Upon arrival in Rwanda, they were welcomed by Nyagatare district officials.
All the deportees have been quarantined except one who tested positive for COVID-19 and taken for medical attention.
The mayor of Nyagatare district, Claudian David Mushabe has told IGIHE that deportees received emergency assistance upon arrival.
“They have undergone mistreatment and later dumped at the border but we cannot send them to their families without conducting COVID-19 tests. We checked on and put them under quarantine before joining their families. We have welcomed them to join hands with others to build the nation,” he said.
Deported Rwandans had traveled to Uganda to run businesses or visit relatives among other reasons but arrested by Uganda’s Chieftaincy of Military Intelligence (CMI) accused of being spies.
Uganda has deported over 50 Rwandans under similar circumstances since the beginning of this year.
Rwanda, Uganda relations worsened since 2017. Rwanda has been expressing concerns over Rwandans who travel to Uganda for business purposes but abducted, imprisoned and tortured accused of being spies.
Rwanda also accuses Uganda of hosting dissidents posing threat to national security.
In March 2019, the Government of Rwanda officially advised citizens not to travel to Uganda for their security following testimonies of over 1000 Rwandans tortured and deported from Uganda.
In August 2019, President Yoweri Museveni of Uganda and his Rwandan counterpart, Paul Kagame signed memorandum of understanding ‘Luanda Agreement’ in a bid to solve conflicts between both countries.
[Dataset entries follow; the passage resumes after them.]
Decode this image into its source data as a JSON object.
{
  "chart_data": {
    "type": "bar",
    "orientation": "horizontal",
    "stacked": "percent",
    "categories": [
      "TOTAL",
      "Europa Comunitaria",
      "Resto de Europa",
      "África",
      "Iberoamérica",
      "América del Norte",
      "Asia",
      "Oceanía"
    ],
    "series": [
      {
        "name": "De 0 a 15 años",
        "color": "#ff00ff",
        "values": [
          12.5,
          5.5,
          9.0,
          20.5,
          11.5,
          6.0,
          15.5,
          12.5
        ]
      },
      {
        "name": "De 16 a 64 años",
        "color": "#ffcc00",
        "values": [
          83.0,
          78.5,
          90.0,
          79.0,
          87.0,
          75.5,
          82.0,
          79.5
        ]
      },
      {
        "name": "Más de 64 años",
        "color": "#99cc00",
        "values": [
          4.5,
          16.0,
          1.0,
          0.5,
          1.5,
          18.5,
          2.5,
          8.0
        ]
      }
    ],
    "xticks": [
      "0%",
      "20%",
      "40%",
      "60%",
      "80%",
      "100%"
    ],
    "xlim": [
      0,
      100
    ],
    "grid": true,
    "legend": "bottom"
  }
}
Despite efforts to sign the agreement between both heads of state witnessed by mediators including the President of Angola, Joao Lourenço and Felix Tshisekedi of the Democratic Republic of Congo (DRC), the situation is still worsening as Uganda’s Chieftaincy of Military Intelligence continues with arbitrary detention of Rwandans who are subjected to torture in its facilities.